Unfortunately this was only the latest in a long string of rude behavior I feel like I’ve witnessed since Black Friday. There was the woman who practically cursed me out at Michaels last weekend when she thought I was about to cut her off in the checkout line at Kroger on Wednesday, or the dad who was dragging, literally dragging, his crying child through the Christmas tree lot Saturday afternoon. YIKES! That’s just naming the top three that come to mind. So why does the “most wonderful time of the year” also seem to be the lynch-pin to people’s inner Scrooge?
Money? Yes, we’re all strapped a little tighter around this time of year buying presents. Family? Of course, I mean, there’s a reason “in-law” jokes are still around after hundreds of years. Religion? Sure, sweet baby Jesus probably rubs a few people the wrong way, but it’s awful hard to find him beneath the barrage of Target commercials and and Mariah Carey anthems–I think you can avoid Him if you want to, just fine.
All these conventional answers to the question “what’s wrong with Christmas” tap into people’s jerk-reflexes, undoubtedly, but I think that on a societal and individual level, the real reason for “The Scrooge Effect” is much deeper. I think that Christmas, more than any other time of the year, can shed a light on our unmet expectations.
Christmas is supposed to be marked with “joy to the world,” “good tidings,” “silent nights,” “merriment,” and a myriad of other things that you can just as easily find slapped on a Hallmark card as buried in a hymnal. We see countless commercials of families eating together, baking together, opening presents together–smiling faces, thankful children, warm, white, suburban houses.
But what if that’s not your reality at all?

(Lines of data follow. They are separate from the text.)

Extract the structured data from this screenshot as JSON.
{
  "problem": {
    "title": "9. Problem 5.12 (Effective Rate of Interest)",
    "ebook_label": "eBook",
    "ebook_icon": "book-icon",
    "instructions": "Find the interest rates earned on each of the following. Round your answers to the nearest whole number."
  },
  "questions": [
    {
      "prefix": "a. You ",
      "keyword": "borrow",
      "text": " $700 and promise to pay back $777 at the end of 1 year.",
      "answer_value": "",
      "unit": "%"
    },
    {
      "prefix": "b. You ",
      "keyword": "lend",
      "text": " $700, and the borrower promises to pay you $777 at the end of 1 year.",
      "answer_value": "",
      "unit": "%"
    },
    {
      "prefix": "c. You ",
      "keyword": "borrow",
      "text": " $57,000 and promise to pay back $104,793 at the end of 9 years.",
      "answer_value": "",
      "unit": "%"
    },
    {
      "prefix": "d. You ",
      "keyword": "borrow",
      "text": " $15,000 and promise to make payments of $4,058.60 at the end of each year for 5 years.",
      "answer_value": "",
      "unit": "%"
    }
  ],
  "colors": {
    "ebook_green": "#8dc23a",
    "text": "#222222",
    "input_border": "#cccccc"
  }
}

We expect the Holidays to be picture perfect, and when our circumstances don’t align with what we see on TV or even people around us, we tend to respond like this:
Nothing can produce anger, fear, and frustration in a human being like the torment of unmet expectations.
I remember the first time, that the holiday season didn’t seem “perfect” in my eyes; I was in the ninth grade (a big year all around for me). My parents got in a huge fight as we were leaving for school about the way my dad had hung the Christmas lights. Something that normally had turned my house from ordinary into enchanted, was turning my idealistic picture of my family life from extraordinary to disenchanted. “It’s Christmas, how can you be fighting?” I remember crying to my mom on the way to school.
The next Christmas, my dog died suddenly after being hit by a car, and the Christmas after that, my sister had to start going to the public school across town from me due to some personal reasons. No longer was the month of December “calm and bright”–it was just like the rest of life, real, and raw, and sometimes more biting than the frosty air outside my Vermont windows.
Ever since that day in the ninth grade, Christmas has never seemed “perfect” to me. It will never meet my old expectations of what the Holiday season is supposed to be. But with Jesus, secure and at rest in my heart, all is calm, all is bright, on the inside. We all have things in our lives that don’t live up to a picture perfect holiday. Whatever the situation, maybe singleness, maybe your dysfunctional family, a tough financial situation, living far from home, a recent death or current illness–well, that’s exactly the place Jesus wants to invade. That’s the story of Christmas. That’s the hope of Christmas, that in the empty, humble, dirty stable of your life, Christ can flood it with his peace, his joy, and light.